28 de abril de 2013

UFBA - PRÊMIO IDEIAS INOVADORAS EM GESTÃO UNIVERSITÁRIA - ENTREVISTA


ENTREVISTA: Ganhador do Prêmio "ideias inovadoras em gestão universitária" conversa com o nosso blog

"Os governos estão estruturados para beneficiar o capital privado" 

Fonte: marioangelobarreto.blogspot.com.br Em: 28-04-13
Foto: Anônio Claudio
O professor universitário Antonio Claudio da Silva Pires, 37 anos, faturou o primeiro lugar de um concurso acadêmico da UFBA, onde selecionou ideias inovadoras no campo da gestão universitária. De origem popular, Pires nasceu no Município de Ipirá, semiárido baiano, 206 km de Salvador, e responsabiliza a dedicação aos estudos como fator determinante por sua vitória profissional. Formado em Ciências Contábeis (UFBA), Pós-graduado em Gestão de Tecnologia e Responsabilidade Fiscal, atualmente cursa mestrado no HIAC/UFBA.  Além de temas de sua área profissional, Pires adora viajar, principalmente para interior, ir pra roça com sua família, assistir a filmes de época, ficção, ler sobre a história, política, ufologia e física teórica. Com muita dedicação, o professor cedeu esta entrevista exclusiva ao nosso blog via e-mail.
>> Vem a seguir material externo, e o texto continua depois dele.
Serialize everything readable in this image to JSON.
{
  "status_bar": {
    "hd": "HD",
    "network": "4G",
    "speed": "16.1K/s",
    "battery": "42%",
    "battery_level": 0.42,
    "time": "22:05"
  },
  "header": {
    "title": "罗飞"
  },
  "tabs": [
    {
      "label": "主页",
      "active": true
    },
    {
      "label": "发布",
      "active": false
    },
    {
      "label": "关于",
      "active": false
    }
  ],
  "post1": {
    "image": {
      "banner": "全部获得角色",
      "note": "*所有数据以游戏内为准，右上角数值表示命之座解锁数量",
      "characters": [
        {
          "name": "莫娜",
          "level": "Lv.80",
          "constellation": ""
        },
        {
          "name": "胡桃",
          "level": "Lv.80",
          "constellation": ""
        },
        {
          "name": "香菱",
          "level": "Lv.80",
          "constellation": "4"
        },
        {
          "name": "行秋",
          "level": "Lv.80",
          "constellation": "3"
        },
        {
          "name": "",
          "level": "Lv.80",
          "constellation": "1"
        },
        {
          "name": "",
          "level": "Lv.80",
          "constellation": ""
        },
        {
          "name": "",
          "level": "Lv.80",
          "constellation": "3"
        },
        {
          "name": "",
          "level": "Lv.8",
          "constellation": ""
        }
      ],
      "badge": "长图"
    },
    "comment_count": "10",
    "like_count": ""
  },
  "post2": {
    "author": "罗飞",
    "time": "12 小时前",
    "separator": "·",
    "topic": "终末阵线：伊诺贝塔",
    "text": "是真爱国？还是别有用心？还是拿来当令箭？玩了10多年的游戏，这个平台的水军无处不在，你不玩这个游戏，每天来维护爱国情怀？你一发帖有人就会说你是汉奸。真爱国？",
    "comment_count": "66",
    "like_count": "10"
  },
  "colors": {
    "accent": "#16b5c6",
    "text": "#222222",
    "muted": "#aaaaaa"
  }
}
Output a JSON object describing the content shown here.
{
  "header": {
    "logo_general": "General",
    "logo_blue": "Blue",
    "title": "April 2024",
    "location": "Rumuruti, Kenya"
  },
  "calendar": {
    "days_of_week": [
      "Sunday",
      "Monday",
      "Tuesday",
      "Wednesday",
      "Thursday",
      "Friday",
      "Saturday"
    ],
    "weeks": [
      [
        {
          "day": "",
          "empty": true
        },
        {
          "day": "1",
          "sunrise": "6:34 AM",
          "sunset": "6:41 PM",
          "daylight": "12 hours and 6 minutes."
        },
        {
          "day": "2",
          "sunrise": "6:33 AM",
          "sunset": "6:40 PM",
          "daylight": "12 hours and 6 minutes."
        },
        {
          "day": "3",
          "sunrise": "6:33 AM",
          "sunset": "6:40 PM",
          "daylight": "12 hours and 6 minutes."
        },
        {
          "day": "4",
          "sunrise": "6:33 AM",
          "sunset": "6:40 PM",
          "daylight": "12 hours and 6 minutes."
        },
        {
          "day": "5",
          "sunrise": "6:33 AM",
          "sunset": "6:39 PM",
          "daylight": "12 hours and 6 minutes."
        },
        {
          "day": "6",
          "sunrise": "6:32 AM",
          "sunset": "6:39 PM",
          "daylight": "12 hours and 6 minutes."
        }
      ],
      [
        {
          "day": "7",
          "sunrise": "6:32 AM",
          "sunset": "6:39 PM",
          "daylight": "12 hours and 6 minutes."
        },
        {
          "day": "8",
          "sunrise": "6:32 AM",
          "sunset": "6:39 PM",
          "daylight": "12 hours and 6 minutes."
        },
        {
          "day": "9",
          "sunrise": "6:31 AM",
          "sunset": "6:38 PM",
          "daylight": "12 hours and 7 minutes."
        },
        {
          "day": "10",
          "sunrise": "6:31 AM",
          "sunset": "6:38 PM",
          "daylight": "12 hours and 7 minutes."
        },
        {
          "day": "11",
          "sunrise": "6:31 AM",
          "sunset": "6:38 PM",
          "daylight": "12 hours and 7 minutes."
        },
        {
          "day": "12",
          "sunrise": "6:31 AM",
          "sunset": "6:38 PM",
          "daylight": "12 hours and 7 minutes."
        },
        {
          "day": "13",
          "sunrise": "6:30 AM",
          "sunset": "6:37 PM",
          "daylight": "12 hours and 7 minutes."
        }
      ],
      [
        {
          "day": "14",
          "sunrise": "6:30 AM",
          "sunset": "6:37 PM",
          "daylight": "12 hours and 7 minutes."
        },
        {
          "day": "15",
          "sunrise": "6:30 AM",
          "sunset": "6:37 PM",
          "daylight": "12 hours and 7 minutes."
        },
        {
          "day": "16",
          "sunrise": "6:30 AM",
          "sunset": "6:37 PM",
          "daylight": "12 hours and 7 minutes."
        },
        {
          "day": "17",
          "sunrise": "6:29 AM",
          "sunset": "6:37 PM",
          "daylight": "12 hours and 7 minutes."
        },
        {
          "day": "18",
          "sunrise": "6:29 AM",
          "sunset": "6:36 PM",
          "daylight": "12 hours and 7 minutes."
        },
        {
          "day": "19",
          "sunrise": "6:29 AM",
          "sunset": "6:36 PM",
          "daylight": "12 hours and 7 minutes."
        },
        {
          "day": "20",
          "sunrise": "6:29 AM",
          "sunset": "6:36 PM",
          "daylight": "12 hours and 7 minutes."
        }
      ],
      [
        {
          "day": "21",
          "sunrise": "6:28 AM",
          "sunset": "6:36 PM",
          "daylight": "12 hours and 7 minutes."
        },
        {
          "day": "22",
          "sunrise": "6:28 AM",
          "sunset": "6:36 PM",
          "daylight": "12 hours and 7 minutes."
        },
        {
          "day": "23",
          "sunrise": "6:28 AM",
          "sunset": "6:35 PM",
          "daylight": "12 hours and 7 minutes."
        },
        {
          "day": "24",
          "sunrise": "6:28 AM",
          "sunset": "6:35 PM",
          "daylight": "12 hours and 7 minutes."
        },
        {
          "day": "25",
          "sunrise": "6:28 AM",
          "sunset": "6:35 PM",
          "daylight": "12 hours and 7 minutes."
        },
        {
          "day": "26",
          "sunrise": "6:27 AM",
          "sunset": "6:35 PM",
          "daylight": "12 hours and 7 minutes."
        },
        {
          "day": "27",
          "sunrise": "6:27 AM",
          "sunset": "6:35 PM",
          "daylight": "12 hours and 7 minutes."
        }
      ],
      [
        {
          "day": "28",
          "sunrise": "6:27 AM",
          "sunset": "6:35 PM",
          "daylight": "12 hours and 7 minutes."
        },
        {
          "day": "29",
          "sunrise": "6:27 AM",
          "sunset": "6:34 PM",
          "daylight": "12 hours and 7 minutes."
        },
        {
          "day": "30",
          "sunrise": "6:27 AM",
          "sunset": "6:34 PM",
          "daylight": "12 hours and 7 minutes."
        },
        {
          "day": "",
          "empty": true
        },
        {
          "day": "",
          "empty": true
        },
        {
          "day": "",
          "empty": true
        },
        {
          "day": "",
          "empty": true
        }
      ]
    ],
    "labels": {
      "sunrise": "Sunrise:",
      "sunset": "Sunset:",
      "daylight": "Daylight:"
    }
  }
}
Blog -  Você nasceu numa região, que pouco incentivo há para o desenvolvimento intelectual. Como conseguiu trilhar pelos caminhos da Educação?
Na adolescência comecei observar o conjunto social que eu estava inserido e passei a questionar minha realidade, meu pai trabalhador pobre, mecânico e negro, porém muito honesto e profissional, não conseguiria romper com aquela lógica de segregação, preconceito e estereótipos ao qual estávamos inseridos e que, até hoje permanece com relação ao serviço pesado, pouco valorizado e marginalizado das oficinas mecânicas, e que o jeito seria estudar e tentar trabalhar em alguma loja da cidade, fazer magistério, técnico em contabilidade ou outra formação que me oferecesse maior capacidade de intervenção na vida da minha família. Eu passei a gostar de estudar por força da preocupação da minha mãe com o ambiente de oficina – o que levava a me cobrar nos estudos - e da disciplina e inteligência do meu pai que não permitiam que eu deixasse uma lição sem fazer e não admitir que eu pedisse a alguém pra fazer pra mim, mesmo me cobrando pontualidade e responsabilidade no trabalho da oficina. Ele achava que de 11h30min, quando chegava da escola, às 12h30min, quando tinha que estar na oficina para que ele fosse pra casa almoçar, eu poderia fazer parte das atividades e ainda almoçar! Quando chegava a noite, a mesma coisa, se tivesse tarefa, primeiro a tarefa depois assistir TV e 09h30min, dormir, pois o dia começava às 5h30min, ajudar minha mão, jogando lixo, pegando água, comprar leite, pão, etc.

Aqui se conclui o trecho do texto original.